The Jaguars looked like they were primed for another run, but the wheels fell off in short order though.
The Packers were a popular pick for a Super Bowl run. They've had some awful losses.
The Eagles have been up and down, but they've been ravaged by injuries, especially in the secondary.
The NFL has done an amazing job of creating this parity each year
(and yes, I think it makes the Patriots success that much more impressive).
The Eagles had to play the Vikings and Rams this year outside of the Division and other predetermined games
The Giants had to play the Bears and 49ers in the same setup.
Yes, it's only two games, but the NFL does a good job with home and away as well, to make sure that teams who win the previous year, have a harder road the next year.
when the NFL had 3 divisions in each conference. Finishing in 1st impacted 4 games per year from 1978-2001. Now it impacts 2 per year.
The biggest windfall used to be the "fifth place schedule." From 1978-1994, when only 4 of the 6 divisions had 5 teams, the 5th place teams all played one another, including home-and-home against the other 5th place team in the same conference. They also played all teams in the 4-team divisions in their conference. This meant a 5th place team from the previous season would play 5 games against other last-place teams.
The 1979 Bucs parlayed a 5th place schedule to a shocking division title (winning a tiebreaker with the wild card Bears). The same was true of the 1987 Colts (who got an extra nudge from the strike and games with replacement players), the 1991 Broncos, the 1992 Chargers, and the 1993 Lions. Others used 5th place schedules to gain wild card berths, including the 1981 and 1984 Giants, 1981 Jets, and 1983 Broncos.
Which teams have played each other the most based on the parity scheduling? I wonder, not counting playoffs, if the teams that have played each other (same conference different division) the most are either annually good teams (Patriots, Steelers, Packers, Falcons?) or annually shitty teams (Browns, Bills, 9ers, Bucs)
Or maybe the sample size is small enough that the highest pairs on this list wouldn't be annually anything (good, bad, mediocre) but rather they've timed their parity to sync up well with another team and only diverge on 1 in 3 years that they play each other annually.

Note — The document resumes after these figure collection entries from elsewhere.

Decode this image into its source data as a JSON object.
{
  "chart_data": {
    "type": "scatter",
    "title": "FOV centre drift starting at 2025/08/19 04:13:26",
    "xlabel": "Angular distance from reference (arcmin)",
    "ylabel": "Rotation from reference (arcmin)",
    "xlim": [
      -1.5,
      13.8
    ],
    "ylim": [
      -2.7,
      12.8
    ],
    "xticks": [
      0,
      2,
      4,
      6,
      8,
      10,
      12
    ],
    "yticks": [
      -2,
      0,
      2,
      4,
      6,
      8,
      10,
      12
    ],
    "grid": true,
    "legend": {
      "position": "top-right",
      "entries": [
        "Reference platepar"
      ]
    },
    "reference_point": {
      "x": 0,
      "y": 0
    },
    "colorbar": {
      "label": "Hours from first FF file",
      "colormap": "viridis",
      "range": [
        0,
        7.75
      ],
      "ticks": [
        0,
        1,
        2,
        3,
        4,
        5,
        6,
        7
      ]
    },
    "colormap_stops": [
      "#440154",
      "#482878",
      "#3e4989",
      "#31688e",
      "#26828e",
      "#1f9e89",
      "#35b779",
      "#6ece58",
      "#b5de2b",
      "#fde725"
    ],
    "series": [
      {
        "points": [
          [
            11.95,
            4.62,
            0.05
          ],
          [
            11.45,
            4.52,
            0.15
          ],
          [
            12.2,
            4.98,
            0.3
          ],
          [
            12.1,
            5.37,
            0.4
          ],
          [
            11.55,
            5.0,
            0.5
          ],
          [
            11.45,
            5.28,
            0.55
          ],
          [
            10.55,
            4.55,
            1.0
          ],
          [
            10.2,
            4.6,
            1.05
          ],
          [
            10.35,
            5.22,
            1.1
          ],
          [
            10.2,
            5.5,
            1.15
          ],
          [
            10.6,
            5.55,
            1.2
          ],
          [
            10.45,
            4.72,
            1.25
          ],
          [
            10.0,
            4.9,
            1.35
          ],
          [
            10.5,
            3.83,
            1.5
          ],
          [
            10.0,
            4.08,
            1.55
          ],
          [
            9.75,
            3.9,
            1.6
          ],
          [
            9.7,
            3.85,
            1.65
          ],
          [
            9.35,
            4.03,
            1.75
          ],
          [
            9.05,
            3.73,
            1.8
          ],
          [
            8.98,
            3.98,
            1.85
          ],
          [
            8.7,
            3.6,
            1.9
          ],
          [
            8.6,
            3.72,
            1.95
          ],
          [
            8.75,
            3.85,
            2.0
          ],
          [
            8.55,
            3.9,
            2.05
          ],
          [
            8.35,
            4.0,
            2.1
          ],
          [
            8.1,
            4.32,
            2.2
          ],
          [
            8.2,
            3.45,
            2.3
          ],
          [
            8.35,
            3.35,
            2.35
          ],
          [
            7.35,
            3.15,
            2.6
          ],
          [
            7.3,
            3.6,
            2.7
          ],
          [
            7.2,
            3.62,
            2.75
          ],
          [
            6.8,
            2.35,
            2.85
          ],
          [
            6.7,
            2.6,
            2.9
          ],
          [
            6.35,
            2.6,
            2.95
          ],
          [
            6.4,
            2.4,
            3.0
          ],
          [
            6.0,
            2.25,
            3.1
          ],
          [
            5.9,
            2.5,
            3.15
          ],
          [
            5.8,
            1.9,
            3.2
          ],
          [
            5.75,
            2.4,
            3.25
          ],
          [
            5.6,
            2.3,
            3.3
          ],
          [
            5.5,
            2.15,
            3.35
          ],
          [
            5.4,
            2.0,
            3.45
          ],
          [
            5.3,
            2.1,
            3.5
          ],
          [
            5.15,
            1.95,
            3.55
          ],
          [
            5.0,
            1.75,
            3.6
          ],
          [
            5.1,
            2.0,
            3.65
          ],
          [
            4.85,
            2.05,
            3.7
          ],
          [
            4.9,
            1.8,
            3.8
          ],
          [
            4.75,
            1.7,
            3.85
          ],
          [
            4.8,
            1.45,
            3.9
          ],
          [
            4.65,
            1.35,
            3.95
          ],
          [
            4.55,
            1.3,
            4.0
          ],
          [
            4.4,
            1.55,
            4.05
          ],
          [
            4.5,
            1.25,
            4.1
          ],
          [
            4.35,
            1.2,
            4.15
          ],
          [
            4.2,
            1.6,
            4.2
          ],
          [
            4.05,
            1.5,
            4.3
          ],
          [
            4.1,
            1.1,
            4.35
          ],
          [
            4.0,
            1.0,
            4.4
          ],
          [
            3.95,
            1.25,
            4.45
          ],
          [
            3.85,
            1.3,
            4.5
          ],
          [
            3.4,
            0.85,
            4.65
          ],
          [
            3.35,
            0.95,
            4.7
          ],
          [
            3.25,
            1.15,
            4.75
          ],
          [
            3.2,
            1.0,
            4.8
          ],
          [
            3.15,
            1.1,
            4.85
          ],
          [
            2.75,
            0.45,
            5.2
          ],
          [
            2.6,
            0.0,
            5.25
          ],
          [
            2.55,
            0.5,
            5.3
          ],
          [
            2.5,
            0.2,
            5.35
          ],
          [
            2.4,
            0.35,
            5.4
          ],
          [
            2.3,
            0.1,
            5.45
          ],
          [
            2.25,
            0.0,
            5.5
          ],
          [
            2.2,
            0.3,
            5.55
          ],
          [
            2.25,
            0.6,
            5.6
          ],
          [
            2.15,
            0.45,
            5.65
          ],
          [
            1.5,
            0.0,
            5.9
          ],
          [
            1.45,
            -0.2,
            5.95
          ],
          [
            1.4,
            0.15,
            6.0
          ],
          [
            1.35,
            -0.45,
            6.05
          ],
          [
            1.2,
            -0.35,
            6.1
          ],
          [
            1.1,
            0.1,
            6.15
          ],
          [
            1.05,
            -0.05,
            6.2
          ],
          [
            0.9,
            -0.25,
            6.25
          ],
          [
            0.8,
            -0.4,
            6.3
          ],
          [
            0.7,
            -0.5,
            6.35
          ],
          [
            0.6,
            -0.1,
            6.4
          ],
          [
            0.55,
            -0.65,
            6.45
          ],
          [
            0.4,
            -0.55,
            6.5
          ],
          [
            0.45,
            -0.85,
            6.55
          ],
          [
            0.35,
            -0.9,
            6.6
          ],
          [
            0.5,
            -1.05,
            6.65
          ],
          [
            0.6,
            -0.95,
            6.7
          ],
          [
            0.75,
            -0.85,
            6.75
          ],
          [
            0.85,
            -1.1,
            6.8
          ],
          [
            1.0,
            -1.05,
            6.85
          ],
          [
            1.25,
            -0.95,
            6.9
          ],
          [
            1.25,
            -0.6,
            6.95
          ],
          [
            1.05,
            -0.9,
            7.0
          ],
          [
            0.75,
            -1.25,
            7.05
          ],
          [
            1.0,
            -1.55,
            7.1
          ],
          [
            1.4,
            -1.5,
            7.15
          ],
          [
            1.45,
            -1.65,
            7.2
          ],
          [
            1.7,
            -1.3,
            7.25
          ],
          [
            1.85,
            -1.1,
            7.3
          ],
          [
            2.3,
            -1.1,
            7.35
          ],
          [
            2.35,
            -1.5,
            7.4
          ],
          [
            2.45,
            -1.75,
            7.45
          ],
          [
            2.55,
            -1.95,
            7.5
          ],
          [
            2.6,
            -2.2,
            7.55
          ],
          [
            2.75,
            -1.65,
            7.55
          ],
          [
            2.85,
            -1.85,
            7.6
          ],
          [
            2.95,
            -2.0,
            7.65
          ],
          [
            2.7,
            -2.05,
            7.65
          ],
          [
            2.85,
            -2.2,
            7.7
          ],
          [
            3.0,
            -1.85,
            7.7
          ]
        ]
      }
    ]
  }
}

I still have a hard time believing that 1/8 of the schedule is the cause of all the parity in the NFL. I think the draft might have more to do with it than the scheduling...but it certainly looks like scheduling is a big piece. I'd be interested to know how the road/home parity works.
That never would've happened in decades past. A game like that this late in the season usually would've been aired only in Detroit, or perhaps also Phoenix in the unlikely event it was sold out. There were even late-season Bears games that weren't shown in South Bend if both the Bears and their opponent were out of the playoff race.
I guess they really want to force some people to get NFL Sunday Ticket.
As for most disappointing team, it has to be the Jaguars. They started 3-1 and played the then-undefeated Chiefs in what was viewed as a huge showdown. They lost 30-14, then got blown out at Dallas, and are now in a 1-8 tailspin. They'll probably finish 4-12 or 5-11 -- they might beat also-disappointing Washington this week.
Jags looked like one of the teams to beat in the AFC after their victory over the Pats really this year. Then they Bortled the rest of their season away.
Vikings looked like they were just a piece away from the Superbowl last year. They "upgraded" at QB this year and returned Cook from injury. I think most of their team was otherwise interact from last year. Not really sure what happened there, but I haven't paid enough attention.
I think Philly could've gone 0-16 and their fans wouldn't have cared after their Superbowl last year. Injuries and a much tougher schedule have taken their toll this year.
And they suck - just hid it better last year
It wasn't very good last season either.